Rigorous computational modelling of the optical detection of ultrasound waves for medical imaging
Photoacoustic imaging is an emerging imaging technique based on the optical generation of ultrasound waves in tissue. It has potentially broad application both for guiding interventional procedures such as those used in oncology, fetal medicine and neurology and as a non-invasive imaging modality for the clinical assessment of diseases including cancer. We have developed a novel optical ultrasound sensor based on a Fabry Perot (FP) interferometer for detecting photoacoustic signals. The highly versatile sensor can be used to realise a variety of miniature endoscopic photoacoustic devices and non-invasive imaging scanners. Furthermore, it provides superior acoustic performance compared to the piezoelectric receivers conventionally used to detect photoacoustic signals; see Nature Photonics 9, 239-246, 2015 for examples of the exquisite images that it can provide.
However, the sensor’s penetration depth is currently limited to approximately 10mm. There is significant scope to improve upon this by increasing its optical sensitivity, thus extending the forward “viewing range” of endoscopic probes used to guide interventional procedures and opening up new deep tissue imaging applications, such as the non-invasive assessment of breast cancer and metastatic nodal disease.
The aim of the project is to achieve this sensitivity improvement by developing the first computational optical model of the FP ultrasound sensors based on Maxwell’s equations. This will enable unexplained experimental results to be explained, and the next generation of high sensitivity sensors to be developed through in silico prototyping of novel sensor geometries and interrogation beam types. The model will be use to design an optimised sensor for providing increased penetration depth for photoacoustic devices used for guiding interventional procedures and non-invasive imaging. This project would suit students with a background in mathematics, physics or electrical engineering. The project will be largely theoretical/computational, however, an optional aspect of this project is performing experiments to validate the developed model.

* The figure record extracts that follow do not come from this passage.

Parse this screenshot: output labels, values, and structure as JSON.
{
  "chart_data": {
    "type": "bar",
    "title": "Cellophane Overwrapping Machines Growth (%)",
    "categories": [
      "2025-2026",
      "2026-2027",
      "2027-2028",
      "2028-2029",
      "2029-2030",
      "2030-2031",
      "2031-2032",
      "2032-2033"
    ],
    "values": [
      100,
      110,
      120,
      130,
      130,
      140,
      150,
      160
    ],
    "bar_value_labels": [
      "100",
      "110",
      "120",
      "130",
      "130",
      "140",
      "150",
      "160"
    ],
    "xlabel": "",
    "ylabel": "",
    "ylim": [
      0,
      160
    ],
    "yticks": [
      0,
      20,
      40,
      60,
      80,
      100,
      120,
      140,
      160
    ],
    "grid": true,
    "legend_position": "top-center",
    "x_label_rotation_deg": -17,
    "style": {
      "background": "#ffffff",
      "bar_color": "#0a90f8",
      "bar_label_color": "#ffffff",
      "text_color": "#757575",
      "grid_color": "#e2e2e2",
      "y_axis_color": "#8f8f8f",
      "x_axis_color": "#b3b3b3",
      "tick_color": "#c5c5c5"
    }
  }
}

The proposed sensor has many potential applications within the clinical research theme of cancer imaging. These include guiding the surgical resection of malignant nodes and tumours using endoscopic devices as well as the non-invasive assessment of breast cancer and metastatic disease in lymph nodes. The generic nature of the technology suggests it would also find application in fetal medicine, neurology and cardiovascular medicine particularly for guiding interventional procedures.
This project involves the formulation and computational implementation of a numerical model of the optical response of the probe and thus aligns with the computational modelling methodological research theme.